A splinter group of the Taliban, which calls itself Jamaatul Ahrar, claimed responsibility for the attack. They said they had targeted Christians celebrating Easter. But only 23 of those who died were Christians. The rest of them were Muslims.
“Christians took part in the Pakistan movement, and are giving our blood to save Pakistan,” said Napoleon Qayyum, a Christian leader of the Pakistan People’s Party. “Unlike the Youhannabad incident in March last year, we see that this incident has brought the two communities closer.”
The first major attack on Christians in the recent wave of terrorism happened right after the 9/11 attacks. On Sunday, October 28, 2001, four gunmen entered St Dominic’s Catholic Church in Bahawalpur and fired indiscriminately, killing 15 worshippers and a police guard. Then, on March 17, 2002, five people were killed when terrorists targeted the Islamabad International Protestant Church. Six Christians died in an attack on the Christian Missionary School in Murree on August 5, 2002. Four days later, four Christian worshippers were killed in an attack on Taxila Mission Hospital Chapel on a Sunday.
On September 25 the same year, seven Christians aid workers of Idara Amno Insaaf (Institute for Peace and Justice), a Christian charity in Karachi, were massacred in their office. Before the year ended, three women were killed and 15 people were injured in an attack on the United Presbyterian Church near Sialkot on December 25. They were celebrating Christmas.
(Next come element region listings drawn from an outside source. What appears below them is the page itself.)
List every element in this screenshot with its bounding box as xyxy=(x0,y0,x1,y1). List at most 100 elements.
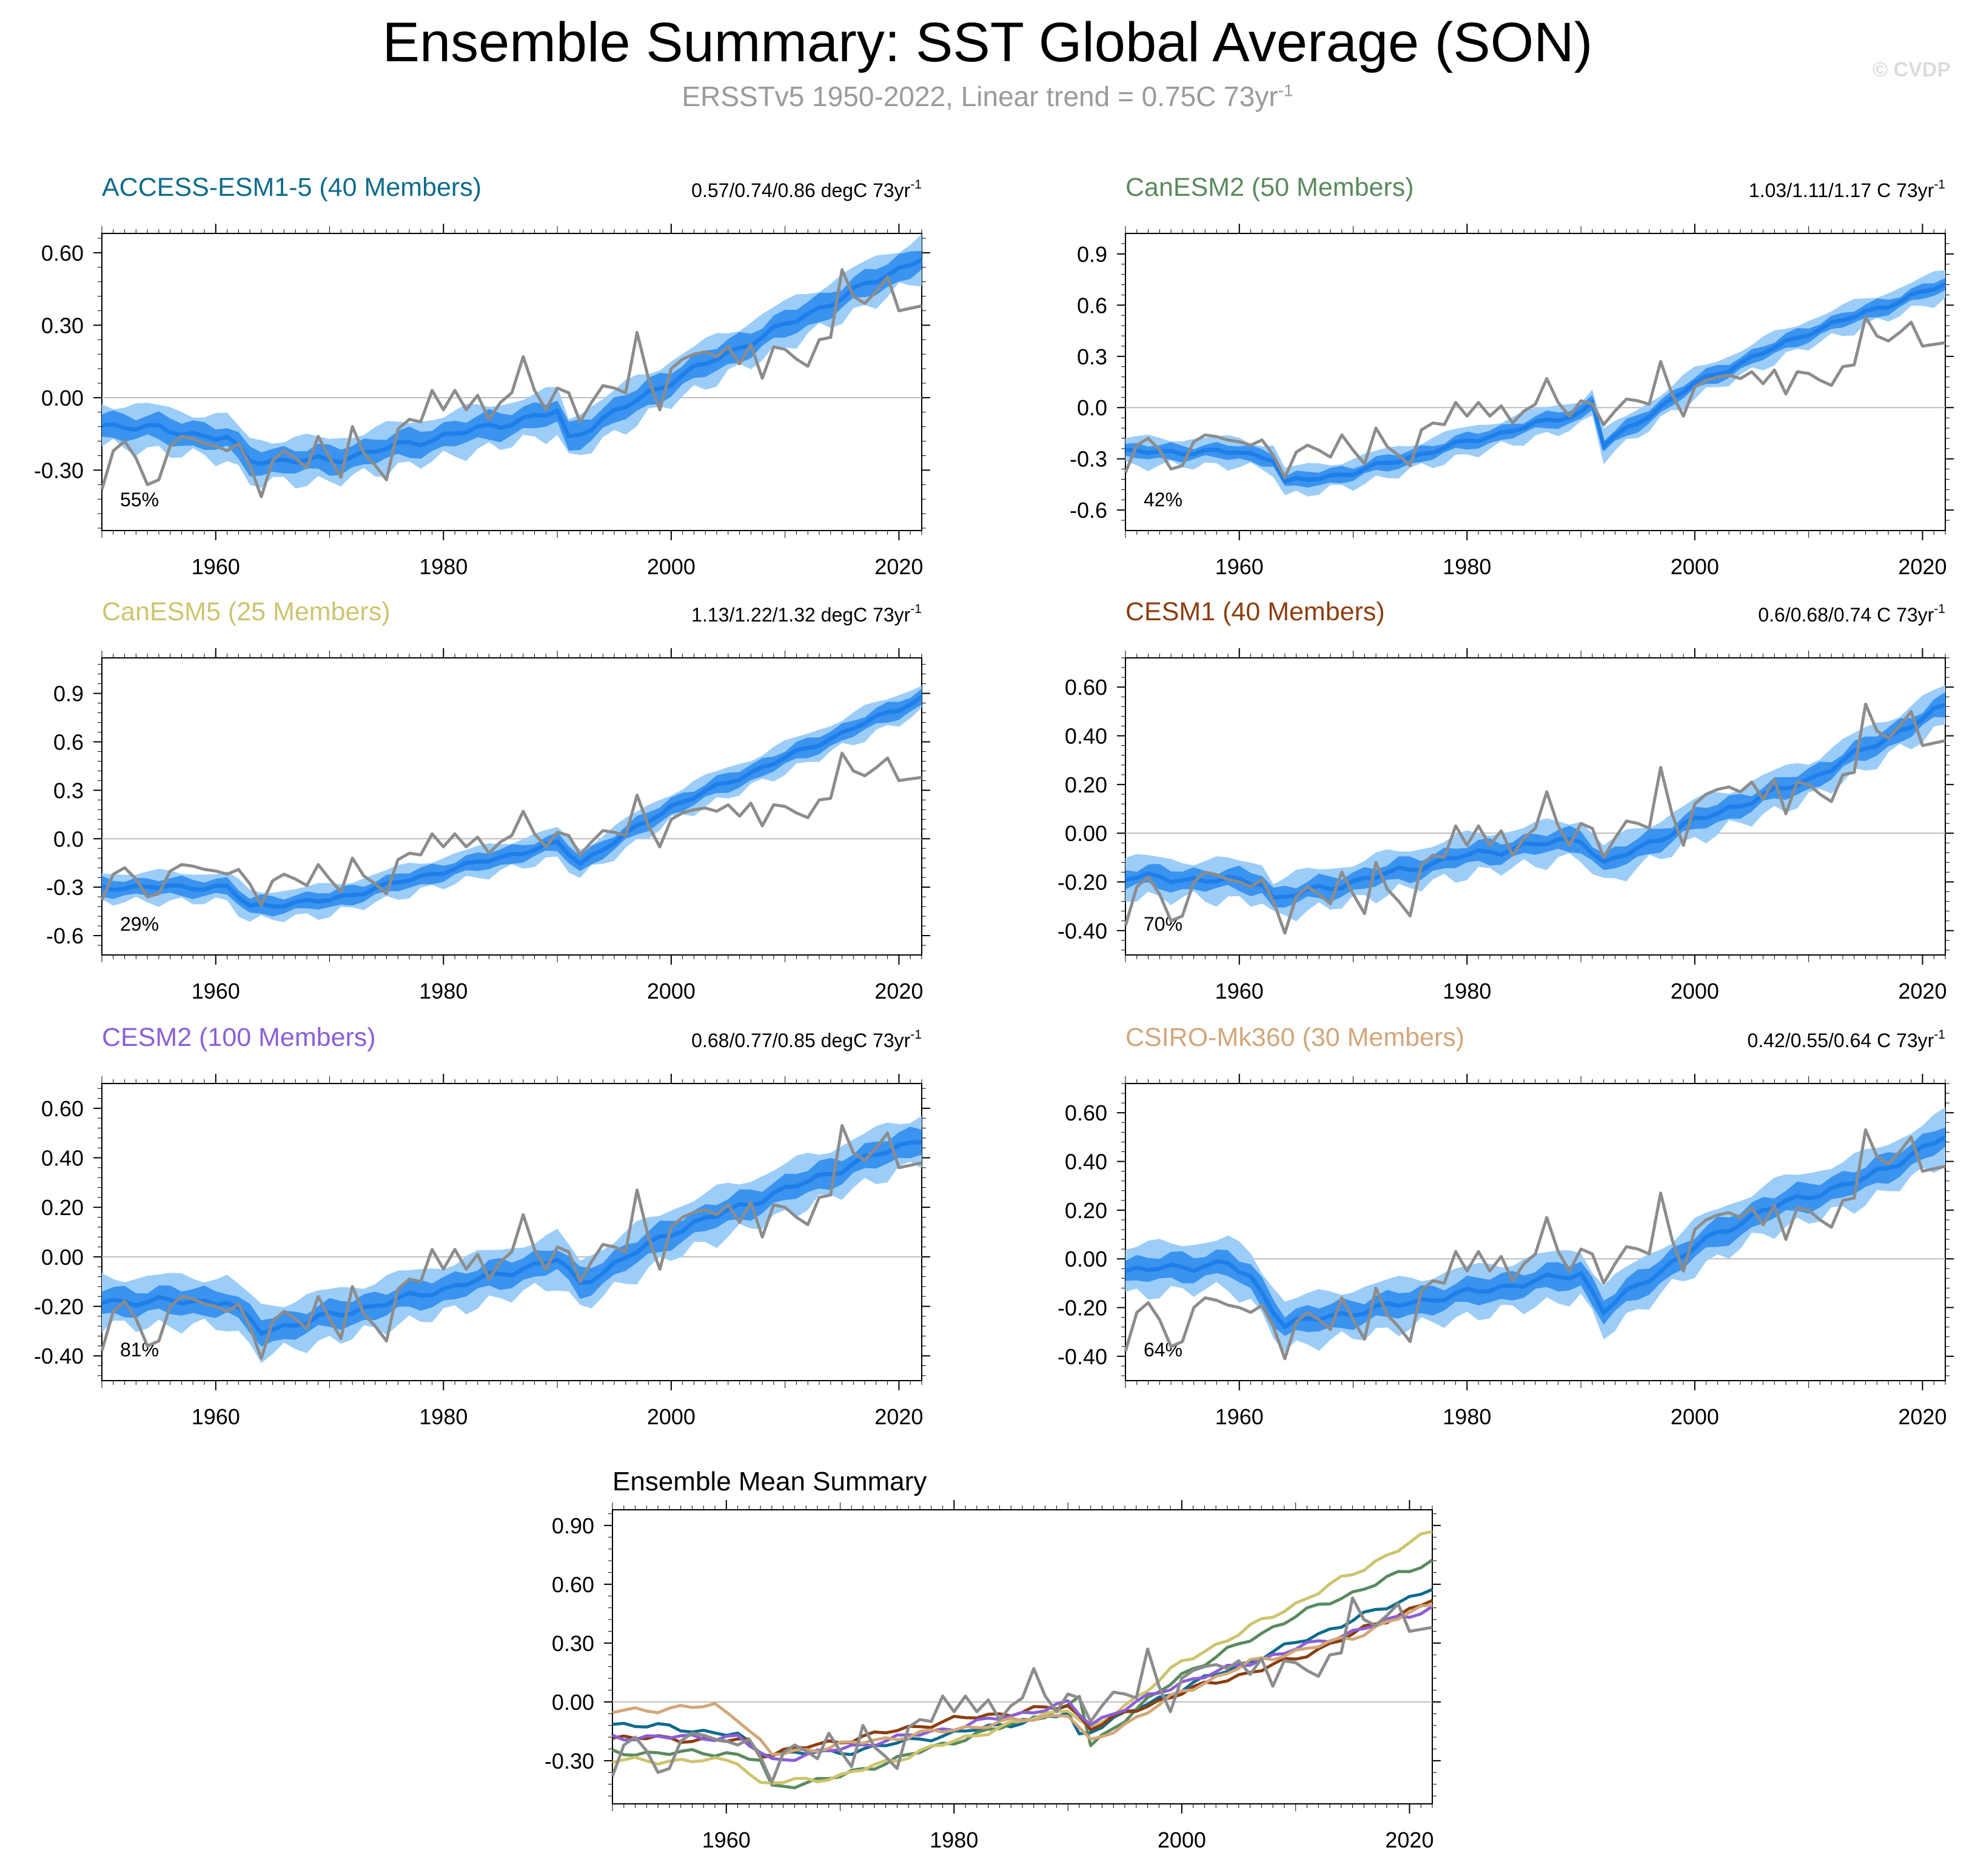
y-tick-label: 0.40 xyxy=(1065,724,1107,749)
x-tick-label: 1960 xyxy=(1215,554,1264,579)
percent-label: 55% xyxy=(120,489,159,511)
plot-frame xyxy=(101,1083,922,1381)
y-tick-label: 0.3 xyxy=(1077,344,1107,369)
trend-label: 0.68/0.77/0.85 degC 73yr-1 xyxy=(691,1028,922,1051)
y-tick-label: 0.00 xyxy=(41,1245,84,1270)
panel-title: CESM2 (100 Members) xyxy=(102,1023,376,1052)
chart-panel-6: CSIRO-Mk360 (30 Members) 0.42/0.55/0.64 C… xyxy=(1058,1023,1954,1429)
percent-label: 29% xyxy=(120,913,159,935)
x-tick-label: 1960 xyxy=(192,1404,240,1429)
panel-title: CanESM2 (50 Members) xyxy=(1125,173,1414,202)
trend-label-text: 0.6/0.68/0.74 C 73yr xyxy=(1758,604,1934,626)
y-tick-label: 0.00 xyxy=(1065,821,1107,846)
trend-label-superscript: -1 xyxy=(910,178,922,192)
y-tick-label: 0.30 xyxy=(552,1631,594,1656)
ensemble-mean-line xyxy=(1125,282,1946,484)
chart-panel-3: CanESM5 (25 Members) 1.13/1.22/1.32 degC … xyxy=(46,597,930,1003)
y-tick-label: -0.3 xyxy=(46,875,84,900)
page-subtitle-text: ERSSTv5 1950-2022, Linear trend = 0.75C … xyxy=(682,81,1278,112)
outer-spread-band xyxy=(1125,1107,1945,1352)
inner-spread-band xyxy=(102,250,922,477)
y-tick-label: 0.90 xyxy=(552,1513,594,1538)
inner-spread-band xyxy=(102,689,922,917)
page-title: Ensemble Summary: SST Global Average (SO… xyxy=(382,12,1593,73)
x-tick-label: 1980 xyxy=(419,979,468,1003)
chart-panel-2: CanESM2 (50 Members) 1.03/1.11/1.17 C 73y… xyxy=(1070,173,1954,579)
percent-label: 42% xyxy=(1144,489,1182,511)
x-tick-label: 2000 xyxy=(1671,554,1719,579)
y-tick-label: -0.3 xyxy=(1070,447,1107,472)
x-tick-label: 2020 xyxy=(874,1404,923,1429)
observation-line xyxy=(1124,1128,1946,1361)
trend-label-text: 1.03/1.11/1.17 C 73yr xyxy=(1749,179,1934,201)
trend-label-superscript: -1 xyxy=(1934,602,1945,616)
observation-line xyxy=(100,268,922,498)
y-tick-label: -0.20 xyxy=(1058,1296,1107,1321)
y-tick-label: 0.20 xyxy=(1065,1198,1107,1223)
page-subtitle-superscript: -1 xyxy=(1278,81,1293,100)
model-line-canesm2 xyxy=(612,1558,1433,1790)
model-line-csiro-mk360 xyxy=(612,1603,1433,1756)
y-tick-label: 0.60 xyxy=(552,1572,594,1597)
y-tick-label: 0.00 xyxy=(41,386,84,410)
trend-label: 1.13/1.22/1.32 degC 73yr-1 xyxy=(691,602,922,626)
plot-frame xyxy=(101,657,922,956)
x-tick-label: 1960 xyxy=(192,979,240,1003)
panel-title: Ensemble Mean Summary xyxy=(612,1467,927,1496)
observation-line xyxy=(1124,702,1946,935)
trend-label: 0.57/0.74/0.86 degC 73yr-1 xyxy=(691,178,922,201)
y-tick-label: 0.9 xyxy=(1077,242,1107,267)
ensemble-mean-line xyxy=(101,695,923,909)
y-tick-label: -0.20 xyxy=(34,1295,84,1319)
x-tick-label: 2020 xyxy=(874,554,923,579)
panel-title: ACCESS-ESM1-5 (40 Members) xyxy=(102,173,481,202)
y-tick-label: 0.0 xyxy=(53,826,84,851)
outer-spread-band xyxy=(1125,270,1945,497)
page-subtitle: ERSSTv5 1950-2022, Linear trend = 0.75C … xyxy=(0,80,1975,113)
y-tick-label: 0.6 xyxy=(1077,293,1107,318)
y-tick-label: 0.60 xyxy=(1065,1100,1107,1125)
ensemble-mean-line xyxy=(1125,1135,1946,1330)
observation-line xyxy=(100,751,922,906)
y-tick-label: -0.40 xyxy=(1058,919,1107,943)
x-tick-label: 1960 xyxy=(1215,1404,1264,1429)
inner-spread-band xyxy=(1125,692,1945,908)
y-tick-label: -0.6 xyxy=(46,923,84,948)
chart-panel-4: CESM1 (40 Members) 0.6/0.68/0.74 C 73yr-1… xyxy=(1058,597,1954,1003)
x-tick-label: 2020 xyxy=(1385,1827,1433,1852)
panel-title: CESM1 (40 Members) xyxy=(1125,597,1385,626)
x-tick-label: 1960 xyxy=(702,1827,751,1852)
trend-label: 1.03/1.11/1.17 C 73yr-1 xyxy=(1749,178,1945,201)
y-tick-label: 0.60 xyxy=(1065,675,1107,700)
y-tick-label: 0.9 xyxy=(53,682,84,706)
observation-line xyxy=(1124,315,1946,480)
outer-spread-band xyxy=(102,1116,922,1364)
chart-panel-1: ACCESS-ESM1-5 (40 Members) 0.57/0.74/0.86… xyxy=(34,173,930,579)
y-tick-label: 0.3 xyxy=(53,778,84,803)
x-tick-label: 1980 xyxy=(930,1827,978,1852)
y-tick-label: 0.40 xyxy=(41,1146,84,1171)
plot-frame xyxy=(1125,657,1946,956)
y-tick-label: 0.20 xyxy=(1065,772,1107,797)
x-tick-label: 2020 xyxy=(874,979,923,1003)
y-tick-label: -0.30 xyxy=(545,1749,594,1774)
trend-label-text: 1.13/1.22/1.32 degC 73yr xyxy=(691,604,911,626)
x-tick-label: 1980 xyxy=(419,1404,468,1429)
outer-spread-band xyxy=(102,686,922,922)
x-tick-label: 1980 xyxy=(419,554,468,579)
x-tick-label: 2020 xyxy=(1898,1404,1946,1429)
x-tick-label: 1960 xyxy=(1215,979,1264,1003)
trend-label-text: 0.68/0.77/0.85 degC 73yr xyxy=(691,1030,911,1051)
y-tick-label: 0.20 xyxy=(41,1195,84,1220)
plot-frame xyxy=(101,233,922,531)
observation-line xyxy=(611,1596,1433,1784)
y-tick-label: 0.60 xyxy=(41,1096,84,1121)
percent-label: 64% xyxy=(1144,1339,1182,1361)
ensemble-mean-line xyxy=(101,1140,922,1336)
x-tick-label: 2000 xyxy=(1671,979,1719,1003)
percent-label: 70% xyxy=(1144,913,1182,935)
x-tick-label: 1980 xyxy=(1443,554,1491,579)
trend-label-superscript: -1 xyxy=(910,602,922,616)
copyright-label: © CVDP xyxy=(1873,58,1951,81)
Communal attacks on the Christian community continued throughout the decade. Major incidents where Christian communities were targeted by their Muslim neighbors over accusations of blasphemy include Sangla Hill in 2005, Gojra in 2009, Islamabad in 2012 (following the Rimsha Masih case), and Lahore’s Joseph Colony in 2013 (when protestors attacked and burned Christians’ houses). A Christian couple was burned alive by an angry mob in November 2014 and a similar effort in Sheikhupura in July 2015 was thwarted.
Police have been able to avert such communal violence since then.
A year ago, on March 15, 2015, suicide bombers attacked two churches in Youhannabad, killing at least 14 worshippers. The death toll would have been much higher if church volunteers on security duty had not acted quickly. In 2013, a suicide bomber blew himself up outside the All Saints’ Memorial Church in Peshawar, where at least 78 worshippers were killed.
Punjab parliamentarian Mary Gill says the terrorists targeted the park because security around churches had been heightened. “This was probably the first time a park was targeted,” she said.
For Anglican Bishop of Multan Leo Roderick Paul, it is a matter of concern that guarding the churches can no longer keep the Christian community safe. “Our people are not safe anywhere,” he says.
Mary Gill believes this is a sign that terrorism ultimately threatens people of all faiths. This realization, she hopes, will bring various communities closer together.
“Bombs cannot see religion,” says Sidra Alam. “They hit everyone.”
Like all Pakistanis, she has seen the various faces of terrorism. She has seen terrorists attacking places of worship, markets, bus stops, shrines, and security installations. They have targeted minority faiths as well as various sects of the Muslims majority. They have targeted police, security agencies, soldiers, men, women and children. They have exploited security weaknesses as well as social and economic fault lines.
The 2011 Pew Research Centre report titled Rising Restrictions on Religion characterizes Pakistan as the third least tolerant country to religious diversity. Another of their reports, Common Concerns About Islamic Extremism: Muslim-Western Tensions Persist, says that only 16 percent of Muslims in Pakistan hold a positive opinion of Christians.